VB6-Migrationen verwenden auch ein Migrationstool. Mobilize.Net (ehemals ArtinSoft)[1] und NewCode bieten Tools, die VB6 zu VB.NET, ASP.NET migrieren können, C#.NET und C . Diese Werkzeuge können verwendet werden als Add-Ins werden zu Visual Studio 2008 hinzugefügt. Sie enthalten a GUIGenerator, Fehlerhandler, Module-to-Class-Konverter, Goto-Remover usw. Erzwingen Sie die Migrationstools Programmierstandards aus, und die Migration auf .NET bedeutet auch, die Software in ein .NET umzuwandeln objektorientierten Struktur.

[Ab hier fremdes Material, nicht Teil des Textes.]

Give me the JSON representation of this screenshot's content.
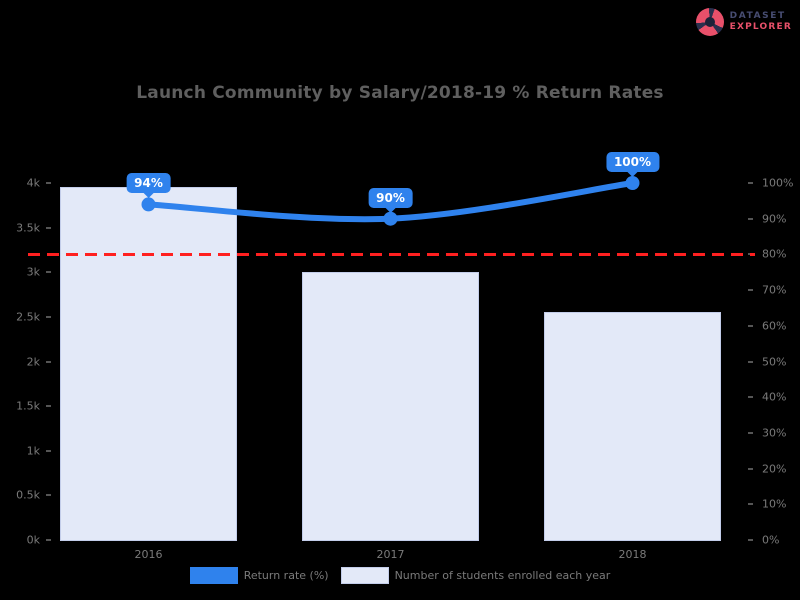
{
  "brand": {
    "line1": "DATASET",
    "line2": "EXPLORER",
    "color_primary": "#474d72",
    "color_accent": "#e8506a"
  },
  "chart_data": {
    "type": "bar",
    "title": "Launch Community by Salary/2018-19 % Return Rates",
    "background": "#000000",
    "grid": false,
    "legend_position": "bottom",
    "categories": [
      "2016",
      "2017",
      "2018"
    ],
    "series": [
      {
        "name": "Return rate (%)",
        "type": "line",
        "axis": "right",
        "values": [
          94,
          90,
          100
        ],
        "point_labels": [
          "94%",
          "90%",
          "100%"
        ],
        "color": "#2f82ed"
      },
      {
        "name": "Number of students enrolled each year",
        "type": "bar",
        "axis": "left",
        "values": [
          3950,
          3000,
          2550
        ],
        "color": "#e3e9f8",
        "border_color": "#c3cdea"
      }
    ],
    "left_axis": {
      "min": 0,
      "max": 4000,
      "tick_labels": [
        "4k",
        "3.5k",
        "3k",
        "2.5k",
        "2k",
        "1.5k",
        "1k",
        "0.5k",
        "0k"
      ]
    },
    "right_axis": {
      "min": 0,
      "max": 100,
      "tick_labels": [
        "100%",
        "90%",
        "80%",
        "70%",
        "60%",
        "50%",
        "40%",
        "30%",
        "20%",
        "10%",
        "0%"
      ]
    },
    "threshold_line": {
      "value": 80,
      "color": "#ff2020",
      "style": "dashed"
    }
  }
}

Die Vorteile der Migration
Bei der Migration von COBOL-Systemen ist sofort ersichtlich, dass die Geschäftslogik (das Herzstück eines COBOL-Programms) noch von den alten "Cobelaars" innerhalb der Organisation gewartet werden kann. Innerhalb einer Woche beherrschen sie in der Regel den Umgang mit Visual Studio und können ihre Arbeit fortsetzen. Benutzer werden von den altmodischen charakterorientierten Greenscreens befreit und erhalten Bildschirme und Menüs wie in Fenster. Sie können die Maus verwenden, was den Bildschirm viel benutzerfreundlicher macht. Berechtigungen werden jetzt standardmäßig (innerhalb von .NET) behandelt und aus der COBOL-Software entfernt. Dies vereinfacht die Verwaltung erheblich und erhöht die Zuverlässigkeit. Die Software verbindet sich nun mit modernen Entwicklungen wie Intranet und Internet.
Die VB6-Unterstützung endete im März 2008. Es finden keine neuen Entwicklungen statt. Außerdem ist die Struktur der VB6-Software nicht objektorientiert und VB6 ist nicht wirklich "webbasiert": dies ist nur mit ActiveX-kontrollen. Die Migration zu VB.NET oder ASP.NET behebt dieses Problem dauerhaft.